Table 6 shows the results regarding the moderation effect of gender on the relationships between CS and PI; OSE and PI; CT and PI; and finally, PI and PBAFN relationship. The moderated model is examined by PROCESS macro-3.5 (Hayes, 2013).

From the below table, first an interaction effect is identified in the relationship between CS and PI (β = 0.1924) with gender as a moderating variable, and the effect is statistically significant (p = 0.034 > 0.05). In this regard, it can be stated that gender has a moderating effect on the relationship between CS and PI. Specifically, satisfaction for female customers (β = 0.5990; p = 0.00) has an uplifting positive impact on their future product PI than that of male customers (β = 0.4065; p = 0.000). In this regard, satisfied female customers have greater PI via an online platform than satisfied male customers, and this result satisfies hypothesis-5a.

Second, the findings show that there is a significant interaction of gender on the direct relationship between customers' OSE and their willingness to purchase products (β = 0.3538; p = 0.0013). According to the conditional effect of the focal predictor, females (β = 0.8408; p = 0.0000) have a greater effect on PI than males (β = 0.4825; p = 0.0000). So, hypothesis 5b is accepted on the basis of the above finding.

Third, the PROCESS macro results show that the interaction effect of gender on trust and PI relationships is statistically insignificant (β = 0.1345; p = 0.1461 > 0.05) and that the focal predictor has no conditional effect. So, the result doesn't satisfy hypothesis 5c.

Finally, Table 6 displays the result regarding hypothesis-5d, which is about the moderation effect of gender on the relationship between online shoppers' future product PIs and their PBAFN. According to the table below, there was a significant interaction effect between PI and PBAFN with gender as a moderator (β = 0.3281; p 0.05). This finding also supports and accepts hypothesis 5d. To explain very clearly, male customers’ PIs have a negative impact on their propensity to believe and act on fake news (β = −0.0110; p = 0.9082), while female customers' product PIs have a positive effect on their PBAFN (β = 0.3172; p = 0.0001). In this sense, gender makes the relationship between PI and PBAFN stronger for females but weaker for males.

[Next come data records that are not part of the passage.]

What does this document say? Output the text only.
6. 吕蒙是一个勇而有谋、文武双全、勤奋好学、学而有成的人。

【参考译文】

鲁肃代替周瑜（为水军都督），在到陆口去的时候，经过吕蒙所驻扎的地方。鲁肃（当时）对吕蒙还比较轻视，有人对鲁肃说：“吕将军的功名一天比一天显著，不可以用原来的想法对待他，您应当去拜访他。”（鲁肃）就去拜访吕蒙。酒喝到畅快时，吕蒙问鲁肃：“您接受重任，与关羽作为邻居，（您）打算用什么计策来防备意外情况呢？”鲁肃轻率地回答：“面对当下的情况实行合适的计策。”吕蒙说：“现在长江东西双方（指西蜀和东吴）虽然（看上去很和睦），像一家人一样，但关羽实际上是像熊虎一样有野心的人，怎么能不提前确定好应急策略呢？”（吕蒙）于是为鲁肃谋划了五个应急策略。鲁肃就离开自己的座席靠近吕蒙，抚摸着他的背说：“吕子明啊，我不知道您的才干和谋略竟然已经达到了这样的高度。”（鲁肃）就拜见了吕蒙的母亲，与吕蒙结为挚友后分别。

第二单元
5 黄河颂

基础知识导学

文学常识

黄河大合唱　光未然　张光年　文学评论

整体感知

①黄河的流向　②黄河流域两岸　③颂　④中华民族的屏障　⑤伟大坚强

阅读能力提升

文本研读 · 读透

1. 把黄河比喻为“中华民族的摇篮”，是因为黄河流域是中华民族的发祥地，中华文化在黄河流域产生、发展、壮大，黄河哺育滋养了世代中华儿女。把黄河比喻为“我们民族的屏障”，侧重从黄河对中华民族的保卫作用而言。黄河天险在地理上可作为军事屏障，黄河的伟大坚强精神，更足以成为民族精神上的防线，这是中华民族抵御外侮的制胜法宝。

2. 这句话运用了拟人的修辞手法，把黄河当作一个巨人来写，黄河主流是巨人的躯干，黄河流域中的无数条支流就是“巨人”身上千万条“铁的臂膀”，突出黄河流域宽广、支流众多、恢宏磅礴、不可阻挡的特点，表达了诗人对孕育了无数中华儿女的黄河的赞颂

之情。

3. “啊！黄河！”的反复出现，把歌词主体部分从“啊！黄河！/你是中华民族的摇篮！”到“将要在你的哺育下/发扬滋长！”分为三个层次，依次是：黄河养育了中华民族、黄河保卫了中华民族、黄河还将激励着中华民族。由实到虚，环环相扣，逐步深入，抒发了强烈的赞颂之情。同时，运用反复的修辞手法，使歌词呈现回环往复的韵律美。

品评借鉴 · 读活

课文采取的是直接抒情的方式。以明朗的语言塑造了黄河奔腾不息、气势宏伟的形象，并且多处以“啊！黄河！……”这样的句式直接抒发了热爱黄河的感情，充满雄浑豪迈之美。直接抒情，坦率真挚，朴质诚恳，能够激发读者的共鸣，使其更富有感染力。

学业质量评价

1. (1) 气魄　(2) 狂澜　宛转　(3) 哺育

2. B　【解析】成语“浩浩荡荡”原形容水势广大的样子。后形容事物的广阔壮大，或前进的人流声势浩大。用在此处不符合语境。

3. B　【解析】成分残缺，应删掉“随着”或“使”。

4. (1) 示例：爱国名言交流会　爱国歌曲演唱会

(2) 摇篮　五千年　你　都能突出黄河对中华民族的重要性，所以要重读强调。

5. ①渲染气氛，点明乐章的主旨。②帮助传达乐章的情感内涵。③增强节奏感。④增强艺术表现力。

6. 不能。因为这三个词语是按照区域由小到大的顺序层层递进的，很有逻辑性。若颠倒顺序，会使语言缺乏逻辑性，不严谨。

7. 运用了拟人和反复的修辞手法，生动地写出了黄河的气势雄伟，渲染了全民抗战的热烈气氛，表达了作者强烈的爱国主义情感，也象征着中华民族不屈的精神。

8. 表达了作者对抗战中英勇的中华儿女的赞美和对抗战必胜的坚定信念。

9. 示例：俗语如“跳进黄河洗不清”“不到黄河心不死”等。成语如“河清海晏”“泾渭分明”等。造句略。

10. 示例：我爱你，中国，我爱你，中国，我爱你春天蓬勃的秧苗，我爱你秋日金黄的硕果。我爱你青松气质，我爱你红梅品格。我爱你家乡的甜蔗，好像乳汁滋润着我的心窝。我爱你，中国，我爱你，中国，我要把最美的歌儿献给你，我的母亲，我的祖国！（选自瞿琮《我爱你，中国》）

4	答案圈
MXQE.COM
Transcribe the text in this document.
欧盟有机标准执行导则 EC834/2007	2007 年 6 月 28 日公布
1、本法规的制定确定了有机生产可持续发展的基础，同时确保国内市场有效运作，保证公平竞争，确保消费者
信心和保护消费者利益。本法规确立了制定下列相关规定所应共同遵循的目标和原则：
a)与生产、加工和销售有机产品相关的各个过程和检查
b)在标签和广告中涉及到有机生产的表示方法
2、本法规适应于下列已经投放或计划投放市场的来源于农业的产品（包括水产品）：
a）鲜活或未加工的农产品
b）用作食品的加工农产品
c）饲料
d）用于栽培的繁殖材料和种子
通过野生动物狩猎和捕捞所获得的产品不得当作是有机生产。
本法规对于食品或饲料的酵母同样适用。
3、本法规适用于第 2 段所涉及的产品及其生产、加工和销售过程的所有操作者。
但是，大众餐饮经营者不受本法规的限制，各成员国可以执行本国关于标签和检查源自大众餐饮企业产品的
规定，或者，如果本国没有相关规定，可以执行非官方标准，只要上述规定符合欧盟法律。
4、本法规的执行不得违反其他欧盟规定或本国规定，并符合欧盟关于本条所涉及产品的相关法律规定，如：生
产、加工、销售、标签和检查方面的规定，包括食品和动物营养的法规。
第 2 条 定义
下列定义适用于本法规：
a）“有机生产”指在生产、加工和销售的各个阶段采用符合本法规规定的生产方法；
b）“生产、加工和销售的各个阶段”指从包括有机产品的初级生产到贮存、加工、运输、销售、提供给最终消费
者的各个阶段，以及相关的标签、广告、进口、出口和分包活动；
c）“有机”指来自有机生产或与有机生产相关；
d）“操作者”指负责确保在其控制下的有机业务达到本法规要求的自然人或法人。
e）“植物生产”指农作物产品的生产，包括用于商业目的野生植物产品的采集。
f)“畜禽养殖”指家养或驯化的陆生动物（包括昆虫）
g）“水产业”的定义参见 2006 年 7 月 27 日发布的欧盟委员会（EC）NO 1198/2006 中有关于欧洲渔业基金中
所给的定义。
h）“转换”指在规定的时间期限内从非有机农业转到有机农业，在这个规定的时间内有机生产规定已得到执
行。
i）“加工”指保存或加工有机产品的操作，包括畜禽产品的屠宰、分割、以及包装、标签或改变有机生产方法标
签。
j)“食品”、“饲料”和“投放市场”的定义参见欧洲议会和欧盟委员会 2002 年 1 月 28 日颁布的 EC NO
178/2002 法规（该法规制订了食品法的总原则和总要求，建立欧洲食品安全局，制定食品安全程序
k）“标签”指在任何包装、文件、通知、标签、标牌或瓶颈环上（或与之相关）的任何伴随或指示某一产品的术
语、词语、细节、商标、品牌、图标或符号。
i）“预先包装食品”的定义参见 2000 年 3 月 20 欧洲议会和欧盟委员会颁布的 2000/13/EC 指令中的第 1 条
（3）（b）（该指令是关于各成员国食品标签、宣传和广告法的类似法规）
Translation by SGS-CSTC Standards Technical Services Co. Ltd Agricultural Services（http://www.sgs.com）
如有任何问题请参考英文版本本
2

5. Discussion and implication

In comparison to the pre-COVID pandemic, customers' switching rates from traditional shopping to online technology-based shopping have dramatically increased in Bangladesh during the COVID pandemic. By keeping this in mind, one of the three objectives of this study was to check out the impact of customer OSEs, satisfaction and trust in online shopping platforms on future product PIs , as well as the second objective was to examine the effect of customer product PIs on their propensity to believe and act on fake information regarding online shopping. The final objective was to test the moderating effect of gender on online shoppers' relationships between CS and PI, OSE and PI, and CT and PI. SOBC theory was underpinned to develop and support the conceptual model as well as hypotheses testing.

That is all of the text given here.